1. I swear to you, I'm going bloody crazy. For some reason, I have no idea what the date is. And when I say that, I'm not just a week or so off, I'm months off. I've been after Husband since last week to get his car's state inspection done because it expired today. Then, on the way to work, I was looking at my own, thinking about how grateful I was that I had all the way until October before I had to cough up the cash to get it done. The more I stared, the more I thought something was off. Turns out my inspection expired October 2011. It didn't even occur to me. Then, a friend told me she was going to graduate from college in December and I thought, "That soon?! Didn't you just start? How can you only have two months left?" Apparently my brain is stuck back in mid-2011.

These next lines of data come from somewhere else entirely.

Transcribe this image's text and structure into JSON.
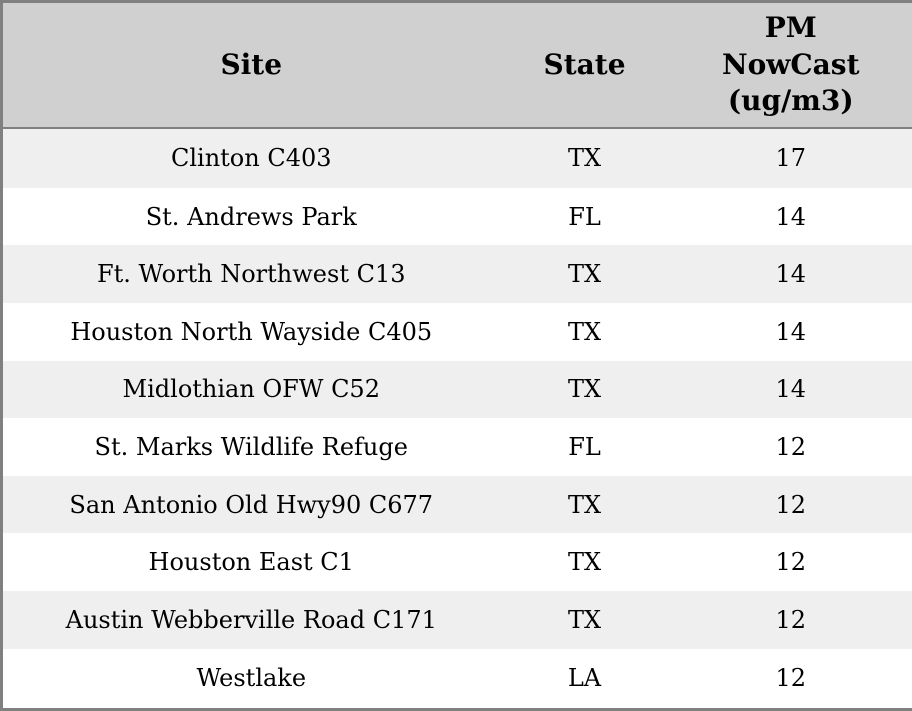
{
  "header": {
    "site": "Site",
    "state": "State",
    "pm": "PM\nNowCast\n(ug/m3)"
  },
  "rows": [
    {
      "site": "Clinton C403",
      "state": "TX",
      "pm": "17"
    },
    {
      "site": "St. Andrews Park",
      "state": "FL",
      "pm": "14"
    },
    {
      "site": "Ft. Worth Northwest C13",
      "state": "TX",
      "pm": "14"
    },
    {
      "site": "Houston North Wayside C405",
      "state": "TX",
      "pm": "14"
    },
    {
      "site": "Midlothian OFW C52",
      "state": "TX",
      "pm": "14"
    },
    {
      "site": "St. Marks Wildlife Refuge",
      "state": "FL",
      "pm": "12"
    },
    {
      "site": "San Antonio Old Hwy90 C677",
      "state": "TX",
      "pm": "12"
    },
    {
      "site": "Houston East C1",
      "state": "TX",
      "pm": "12"
    },
    {
      "site": "Austin Webberville Road C171",
      "state": "TX",
      "pm": "12"
    },
    {
      "site": "Westlake",
      "state": "LA",
      "pm": "12"
    }
  ],
  "colors": {
    "header_bg": "#d0d0d0",
    "row_alt_bg": "#efefef",
    "row_bg": "#ffffff",
    "border": "#808080",
    "text": "#000000"
  },
  "chart_data": {
    "type": "table",
    "title": "",
    "columns": [
      "Site",
      "State",
      "PM NowCast (ug/m3)"
    ],
    "rows": [
      [
        "Clinton C403",
        "TX",
        17
      ],
      [
        "St. Andrews Park",
        "FL",
        14
      ],
      [
        "Ft. Worth Northwest C13",
        "TX",
        14
      ],
      [
        "Houston North Wayside C405",
        "TX",
        14
      ],
      [
        "Midlothian OFW C52",
        "TX",
        14
      ],
      [
        "St. Marks Wildlife Refuge",
        "FL",
        12
      ],
      [
        "San Antonio Old Hwy90 C677",
        "TX",
        12
      ],
      [
        "Houston East C1",
        "TX",
        12
      ],
      [
        "Austin Webberville Road C171",
        "TX",
        12
      ],
      [
        "Westlake",
        "LA",
        12
      ]
    ]
  }
}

2. What's the most embarrassing thing that's ever happened to you? My stomach had been feeling kind of iffy all morning, so when I arrived at my client's house, I asked (for the very first time) to use her bathroom. I couldn't find the light. So, I went in the dark. And I was siiiiiick. When I finished my business, I tried to flush the toilet and guess what? Just guess. No water. Yeah. The city was doing some work down the street and they didn't know when they would turn the water back on. Let it suffice to say that it didn't come back on before my client's mother entered the bathroom. It's not like I could blame it on my client - she's wheelchair bound. I almost cried, I was so horrified.
3. You know the most important thing I learned this week? If you think you have nothing and are really, really down in the dumps, it's not hard to find someone with even less than you have. When you hear their stories and look through their cupboards to literally find nothing, it makes you feel like an ungrateful wretch. And richer than you ever thought possible. Just as a side note, the person I was talking to is disabled and lives on government support. For her food stamp allotment, she gets $111/month. She has to feed two people on that. That's like $1.85/person/day. How can she be expected to live? People spend three times that on their morning coffee.
4. I'm reading a book series by Robin Hobb. It's pretty good.
5. Husband taught Carolyn that she has to show us what she wants now. She grasped that concept pretty quickly - about every three minutes or so, she's grabbing our hands and trying to drag us into the kitchen for bites of cheese. She'll stand in front of the refrigerator saying, "A bite, a bite, a bite?!" until you think you'll go mad from hearing it.